Walker Evans
[Photographer, b. 1903, St. Louis, Missouri, d. 1975, New Haven, Connecticut.]

 Evans was, and is, interested in what any present time will look like as the past. (An unpublished note characterizing his own work) 

Allen Ginsberg
[Poet and writer, b. 1926, Newark, New Jersey, d. 1997, New York.]

 The poignancy of the photograph comes from looking back to a fleeting moment in a floating world. The transitoriness is what creates the sense of the sacred. 

André Bazin
[Film critic and theorist, b. 1918, Angers, France, d. 1958, Nogent-sur-Marne, Île-de-France, France.]

 Photography does not create eternity, as art does; it embalms time, rescuing it simply from its proper corruption. 

Albert Einstein
[Scientist, b. 1879, Ulm, Württemberg, Germany, d. 1955, Princeton, New Jersey.]

 A photograph never grows old. You and I change, people change all through the months and years but a photograph always remains the same. 

John Berger
[Writer and critic, b. 1926, London, d. 2017, Paris.]

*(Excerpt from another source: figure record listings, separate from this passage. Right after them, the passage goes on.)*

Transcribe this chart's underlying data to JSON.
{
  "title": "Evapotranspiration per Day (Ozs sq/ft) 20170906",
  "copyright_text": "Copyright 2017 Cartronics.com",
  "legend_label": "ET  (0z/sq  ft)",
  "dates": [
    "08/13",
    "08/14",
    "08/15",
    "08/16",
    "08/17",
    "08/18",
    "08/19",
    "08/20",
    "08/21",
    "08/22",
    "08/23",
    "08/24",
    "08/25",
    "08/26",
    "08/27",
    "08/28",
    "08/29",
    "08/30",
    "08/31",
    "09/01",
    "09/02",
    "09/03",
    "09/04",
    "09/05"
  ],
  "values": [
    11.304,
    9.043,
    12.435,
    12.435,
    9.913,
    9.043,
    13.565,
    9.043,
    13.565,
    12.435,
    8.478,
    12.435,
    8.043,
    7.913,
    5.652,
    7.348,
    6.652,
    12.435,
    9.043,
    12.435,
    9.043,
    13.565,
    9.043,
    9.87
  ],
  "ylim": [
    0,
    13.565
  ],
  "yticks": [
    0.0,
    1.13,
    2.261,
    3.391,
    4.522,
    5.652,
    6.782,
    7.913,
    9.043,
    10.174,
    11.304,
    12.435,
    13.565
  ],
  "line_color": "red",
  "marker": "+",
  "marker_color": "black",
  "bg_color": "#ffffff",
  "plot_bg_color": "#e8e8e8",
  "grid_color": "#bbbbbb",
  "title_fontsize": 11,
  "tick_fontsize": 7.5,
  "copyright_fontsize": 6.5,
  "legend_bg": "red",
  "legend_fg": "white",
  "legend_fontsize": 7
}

 What makes photography a strange invention is that its primary raw materials are light and time. 

André Kertész
[Photographer, b. 1894, Budapest, Hungary, d. 1985, New York.]

 Two seconds are a thousand years. 

Alfred Stieglitz
[Photographer and curator, b. 1864, Hoboken, New Jersey, d. 1946, New York.]

 Something happens, it’s a thousandth part of a fleeting second. It’s up to the photographer to capture that on film, because like a dying day, the thing will never come back again. (Quoted by Weegee, 1958) 

Robert Adams
[Photographer and writer, b. 1937, Orange, New Jersey, lives in Astoria, Oregon.]

 What a landscape photographer traditionally tries to do is show what is past, present, and future at once. You want ghosts and the daily news and prophecy... It’s presumptuous and ridiculous. You fail all the time.